Allen West (politician)
Under his rule, assisted by the greatest captain of our age, and his inspiration, we saw the Confederate States, based upon the idea that our race must be slaves, and slaves forever, battered to pieces and scattered to the four winds; under his rule, and in the fullness of time, we saw Abraham Lincoln, after giving the slave-holders three months' grace in which to save their hateful slave system, penning the immortal paper, which, though special in its language, was general in its principles and effect, making slavery forever impossible in the United States. Though we waited long, we saw all this and more.
Frederick Douglass
He cried out through the letter of Dr. Markland, that a young mother lacerated by unskillful surgery in the birth of her babe, but recovering from a subsequent successful operation, had been stabbed, remorselessly, cruelly, brutally stabbed, not with a knife, but with the procreative organ of her husband, stabbed to the doors of death, and yet there was no redress!

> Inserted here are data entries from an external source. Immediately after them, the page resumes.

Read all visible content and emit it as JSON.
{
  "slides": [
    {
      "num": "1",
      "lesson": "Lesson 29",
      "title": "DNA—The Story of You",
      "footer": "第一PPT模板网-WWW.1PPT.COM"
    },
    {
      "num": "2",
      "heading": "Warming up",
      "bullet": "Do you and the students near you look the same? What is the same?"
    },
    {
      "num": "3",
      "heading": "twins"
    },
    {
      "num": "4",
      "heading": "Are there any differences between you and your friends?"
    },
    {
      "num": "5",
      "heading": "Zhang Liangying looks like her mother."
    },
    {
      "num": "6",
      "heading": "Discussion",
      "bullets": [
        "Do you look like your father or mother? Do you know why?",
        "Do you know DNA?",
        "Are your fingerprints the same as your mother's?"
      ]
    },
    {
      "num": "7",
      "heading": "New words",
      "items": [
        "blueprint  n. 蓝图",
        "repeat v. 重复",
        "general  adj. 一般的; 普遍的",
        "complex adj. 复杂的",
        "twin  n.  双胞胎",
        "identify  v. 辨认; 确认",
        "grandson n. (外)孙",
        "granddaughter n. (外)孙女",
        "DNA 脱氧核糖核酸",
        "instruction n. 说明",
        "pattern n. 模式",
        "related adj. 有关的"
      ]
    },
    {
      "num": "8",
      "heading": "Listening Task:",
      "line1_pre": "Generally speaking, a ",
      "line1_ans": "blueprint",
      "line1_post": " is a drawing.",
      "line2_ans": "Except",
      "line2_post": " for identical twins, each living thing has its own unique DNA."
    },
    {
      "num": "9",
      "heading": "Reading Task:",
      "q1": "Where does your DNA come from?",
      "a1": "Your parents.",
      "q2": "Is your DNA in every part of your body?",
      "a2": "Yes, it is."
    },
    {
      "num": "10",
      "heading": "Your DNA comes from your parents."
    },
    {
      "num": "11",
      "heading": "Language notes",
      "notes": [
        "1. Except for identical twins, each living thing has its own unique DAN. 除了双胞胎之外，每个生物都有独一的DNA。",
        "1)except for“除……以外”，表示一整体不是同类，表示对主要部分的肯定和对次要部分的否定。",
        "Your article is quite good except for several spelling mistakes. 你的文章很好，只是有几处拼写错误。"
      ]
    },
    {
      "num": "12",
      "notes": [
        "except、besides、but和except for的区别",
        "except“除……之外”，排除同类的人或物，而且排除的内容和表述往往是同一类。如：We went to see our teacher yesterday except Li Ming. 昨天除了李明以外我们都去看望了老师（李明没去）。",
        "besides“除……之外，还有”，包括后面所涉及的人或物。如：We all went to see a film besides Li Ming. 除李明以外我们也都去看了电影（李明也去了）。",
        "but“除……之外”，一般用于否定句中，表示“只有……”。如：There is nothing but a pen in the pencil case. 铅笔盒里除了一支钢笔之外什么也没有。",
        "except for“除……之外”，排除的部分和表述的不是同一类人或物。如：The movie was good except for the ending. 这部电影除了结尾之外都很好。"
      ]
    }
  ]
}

And because he called a spade a spade, because he named that organ by its own name, so given in Webster's dictionary and in every medical journal in the country, because of this Moses Harman walks to and fro in his cell tonight. He gave a concrete example of the effect of sex slavery, and for it he is imprisoned. It remains for us now to carry on the battle, and lift the standard where they struck him down, to scatter broadcast the knowledge of this crime of society against a man and the reason for it; to inquire into this vast system of licensed crime, its cause and its effect, broadly upon the race.